浜田の展覧会で購入した図録は4冊ある。香月は一冊だけだ。だから香月に関わる本を、たくさん読まなければならない。歴史講座で話すことになっているからだ。
香月は、1911年10月、山口県に生まれる。東京美術学校油絵科に入学し、卒業後教員となる。1938年結婚。1943年1月、召集される。香月の兵種は丙種合格であった。31歳であった。最初は教育召集であったが、4月に本召集に変更され「満州」に行き、そして敗戦によりシベリヤに抑留される。1947年5月に復員し、下関高等女学校の教員となる。
香月はシベリヤで体験したことを「シベリヤシリーズ」として描いている。それは山口県立美術館にある。
さてこの本であるが、妻の目から見た香月泰男の姿が微笑ましく描かれている。文の間には、たくさんの香月の絵がはさまれているが、そのほとんどが頬笑ましい親子の絵である。
香月は成育過程で、家族の縁がうすかった。香月の母は、婚家と肌があわなかったために、家を出たり入ったりを繰り返していた。父は再婚し、しかしその後妻を出して母が戻ってきた。が結局別れてしまい、父は朝鮮で亡くなり、泰男は祖父の手で育てられることとなった。母や父の後妻とも良い関係であったが、結局母との生活をほとんど経験しなかった。

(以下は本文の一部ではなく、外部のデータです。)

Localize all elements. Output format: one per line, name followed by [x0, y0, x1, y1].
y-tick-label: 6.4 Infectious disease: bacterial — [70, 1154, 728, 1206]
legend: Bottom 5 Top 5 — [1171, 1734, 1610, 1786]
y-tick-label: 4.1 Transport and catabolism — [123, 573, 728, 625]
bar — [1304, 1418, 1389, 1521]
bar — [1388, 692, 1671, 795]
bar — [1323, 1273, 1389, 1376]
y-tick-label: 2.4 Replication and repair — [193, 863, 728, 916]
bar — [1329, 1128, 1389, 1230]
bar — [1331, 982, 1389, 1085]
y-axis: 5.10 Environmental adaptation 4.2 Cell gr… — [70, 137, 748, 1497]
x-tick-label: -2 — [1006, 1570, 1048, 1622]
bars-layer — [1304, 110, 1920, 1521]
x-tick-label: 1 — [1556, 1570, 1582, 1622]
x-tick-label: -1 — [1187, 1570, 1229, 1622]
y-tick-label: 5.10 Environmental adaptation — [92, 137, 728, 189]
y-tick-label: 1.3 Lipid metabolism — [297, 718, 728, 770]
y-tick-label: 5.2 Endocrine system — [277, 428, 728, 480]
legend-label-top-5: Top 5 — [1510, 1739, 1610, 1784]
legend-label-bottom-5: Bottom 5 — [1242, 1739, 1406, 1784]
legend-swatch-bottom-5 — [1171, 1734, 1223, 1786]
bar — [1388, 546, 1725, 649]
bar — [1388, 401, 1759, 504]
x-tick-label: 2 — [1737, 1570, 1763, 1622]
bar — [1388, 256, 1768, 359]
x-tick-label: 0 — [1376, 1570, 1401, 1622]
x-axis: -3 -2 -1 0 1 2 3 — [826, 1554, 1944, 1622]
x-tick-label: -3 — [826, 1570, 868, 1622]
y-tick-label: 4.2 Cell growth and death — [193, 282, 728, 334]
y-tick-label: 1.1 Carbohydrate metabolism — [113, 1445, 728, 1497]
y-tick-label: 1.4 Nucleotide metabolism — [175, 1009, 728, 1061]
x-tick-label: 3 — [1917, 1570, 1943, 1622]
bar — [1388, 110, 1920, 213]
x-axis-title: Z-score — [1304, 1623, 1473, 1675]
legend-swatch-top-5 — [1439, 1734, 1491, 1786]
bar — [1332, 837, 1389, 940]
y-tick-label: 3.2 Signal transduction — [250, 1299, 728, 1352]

だから香月は、家族をとても大切にした。それがよくわかる絵が、本書にはたくさん掲載されている。それらの絵には、香月の愛が静かに描かれている。親子の愛情、平和な風景、香月の温かい眼。いずれの絵も戦後の絵であるが、こういう絵を描く画家が非人間的な戦場や抑留生活を生きなければならなかったのである。